How do I Prune Endless Summer Twist-N-Shout Hydrangea?
Although pruning is probably the most misunderstood and neglected gardening chore, proper pruning will improve the overall health of your hydrangea and can reward you with a plethora of blooms. It is important to always use sharp tools when pruning hydrangeas or any plant for that matter. A sharp cut will heal quicker than a jagged cut, which will also minimize the likelihood of disease investing a cut during pruning. Many times, Hydrangeas that have not been pruned in a few years will develop dead or degenerative twigs. Removing the dead and dying limbs will minimize the possibility of diseases such as dieback and will also allow the plant to re-concentrate its energies and produce flowers.
How do I fertilize Endless Summer Twist-N-Shout Hydrangea?
Endless Summer Twist-N-Shout Hydrangea grows best if they are fertilized once or twice in the summer. Hydrangeas do amazingly well with a more relaxed approach. Either chemical fertilizers or organic matter can be used successfully. Since an organic method of applying manure and/or compost around the roots, produces excellent results and also improves the condition of the soil, this would be an excellent first line of attack. Organic additions to the soil can also be combined with a shot of chemical fertilizer for maximum effect. If chemical fertilizers are used on your Endless Summer Twist-N-Shout Hydrangea, applying a slow-release, balanced fertilizer once a year is probably the simplest solution. If you can find a fertilizer formulated for shrubs and trees, this fertilizer would work well on hydrangeas. A less expensive fast release fertilizer such as a 10-10-10 will work just as well if applied twice during the summer. When fertilizing Endless Summer Twist-N-Shout Hydrangea in pots, be careful to apply a fertilizer that will not burn the roots. For an organic approach, many gardeners use commercial manure on the soil around hydrangeas such as Endless Summer Twist-N-Shout Hydrangea.
How do I plant Twist and Shout Hyndrageas?

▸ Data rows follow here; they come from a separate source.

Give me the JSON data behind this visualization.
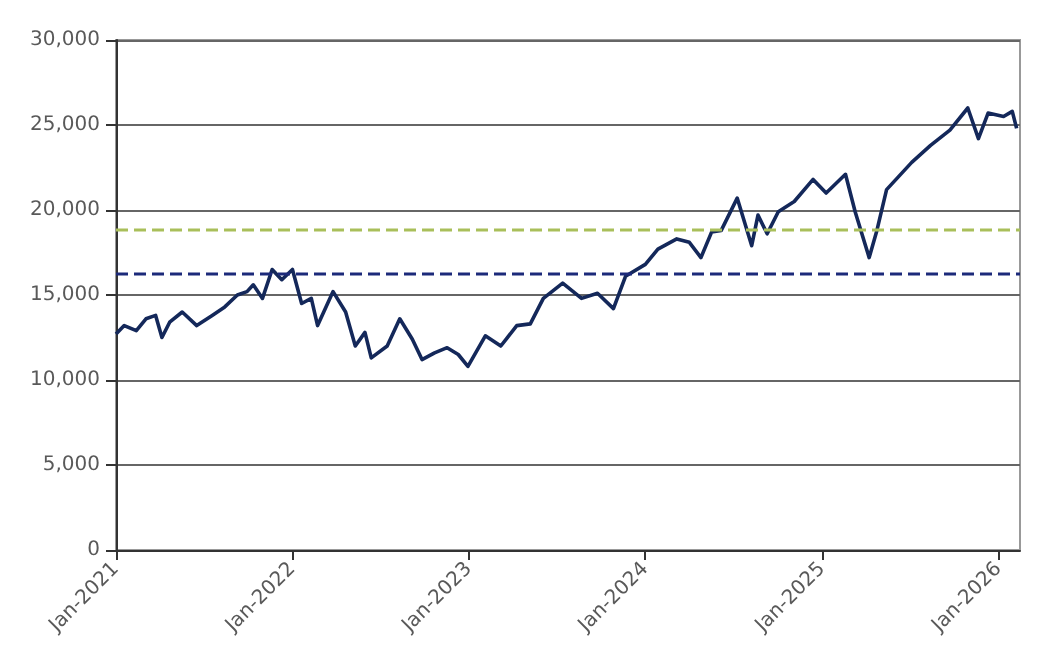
{
  "chart_data": {
    "type": "line",
    "x": [
      "2021-01-01",
      "2021-01-18",
      "2021-02-12",
      "2021-03-04",
      "2021-03-24",
      "2021-04-06",
      "2021-04-22",
      "2021-05-18",
      "2021-06-17",
      "2021-07-19",
      "2021-08-14",
      "2021-09-09",
      "2021-09-29",
      "2021-10-12",
      "2021-10-31",
      "2021-11-20",
      "2021-12-10",
      "2022-01-01",
      "2022-01-20",
      "2022-02-09",
      "2022-02-22",
      "2022-03-26",
      "2022-04-21",
      "2022-05-11",
      "2022-05-31",
      "2022-06-13",
      "2022-07-16",
      "2022-08-11",
      "2022-09-06",
      "2022-09-26",
      "2022-10-22",
      "2022-11-17",
      "2022-12-10",
      "2022-12-30",
      "2023-02-04",
      "2023-03-08",
      "2023-04-10",
      "2023-05-08",
      "2023-06-04",
      "2023-07-14",
      "2023-08-22",
      "2023-09-24",
      "2023-10-27",
      "2023-11-21",
      "2024-01-01",
      "2024-01-27",
      "2024-03-06",
      "2024-04-01",
      "2024-04-25",
      "2024-05-17",
      "2024-06-06",
      "2024-07-09",
      "2024-08-08",
      "2024-08-21",
      "2024-09-09",
      "2024-10-02",
      "2024-11-04",
      "2024-12-13",
      "2025-01-09",
      "2025-02-18",
      "2025-03-10",
      "2025-04-08",
      "2025-04-24",
      "2025-05-14",
      "2025-07-05",
      "2025-08-13",
      "2025-09-22",
      "2025-10-29",
      "2025-11-20",
      "2025-12-10",
      "2026-01-11",
      "2026-01-29",
      "2026-02-07"
    ],
    "series": [
      {
        "color": "#14285a",
        "values": [
          12700,
          13200,
          12900,
          13600,
          13800,
          12500,
          13400,
          14000,
          13200,
          13800,
          14300,
          15000,
          15200,
          15600,
          14800,
          16500,
          15900,
          16500,
          14500,
          14800,
          13200,
          15200,
          14000,
          12000,
          12800,
          11300,
          12000,
          13600,
          12400,
          11200,
          11600,
          11900,
          11500,
          10800,
          12600,
          12000,
          13200,
          13300,
          14800,
          15700,
          14800,
          15100,
          14200,
          16100,
          16800,
          17700,
          18300,
          18100,
          17200,
          18700,
          18800,
          20700,
          17900,
          19700,
          18600,
          19900,
          20500,
          21800,
          21000,
          22100,
          19900,
          17200,
          18800,
          21200,
          22800,
          23800,
          24700,
          26000,
          24200,
          25700,
          25500,
          25800,
          24800
        ]
      }
    ],
    "xlim": [
      "2021-01-01",
      "2026-02-14"
    ],
    "xticks": [
      {
        "value": "2021-01-01",
        "label": "Jan-2021"
      },
      {
        "value": "2022-01-01",
        "label": "Jan-2022"
      },
      {
        "value": "2023-01-01",
        "label": "Jan-2023"
      },
      {
        "value": "2024-01-01",
        "label": "Jan-2024"
      },
      {
        "value": "2025-01-01",
        "label": "Jan-2025"
      },
      {
        "value": "2026-01-01",
        "label": "Jan-2026"
      }
    ],
    "ylim": [
      0,
      30000
    ],
    "yticks": [
      0,
      {
        "value": 5000,
        "label": "5,000"
      },
      {
        "value": 10000,
        "label": "10,000"
      },
      {
        "value": 15000,
        "label": "15,000"
      },
      {
        "value": 20000,
        "label": "20,000"
      },
      {
        "value": 25000,
        "label": "25,000"
      },
      {
        "value": 30000,
        "label": "30,000"
      }
    ],
    "grid": "y",
    "marker": "none",
    "line_style": "solid",
    "ref_lines": [
      {
        "axis": "y",
        "value": 18800,
        "color": "#a9bf5a",
        "line_style": "dashed"
      },
      {
        "axis": "y",
        "value": 16300,
        "color": "#1c2a7a",
        "line_style": "dashed"
      }
    ]
  }
}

We suggest when planting your newly purchased Endless Summer Twist-N-Shout Hydrangea plants that you dig a hole twice as wide as the root system but not deeper. Depending on the quality of your existing soil you may need to add a locally sourced compost or topsoil to the back-fill soil. We do not recommend using straight topsoil or compost as a back-fill soil because more times than not these products will retain entirely to much moisture and will cause the root system to rot. Adding compost or topsoil will help the young feeder roots of Endless Summer Twist-N-Shout Hydrangea to spread through the loose, nutrient rich soil, much easier than if you used solely the existing soil which more times than not will be hard and compacted. The most common cause of plant death after transplanting is planting the new plant to deep. That is why we do not recommend planting in a hole any deeper than the soil line of the plant in the pot. A good rule is that you should still be able to see the soil the plant was grown in after back-filling the hole.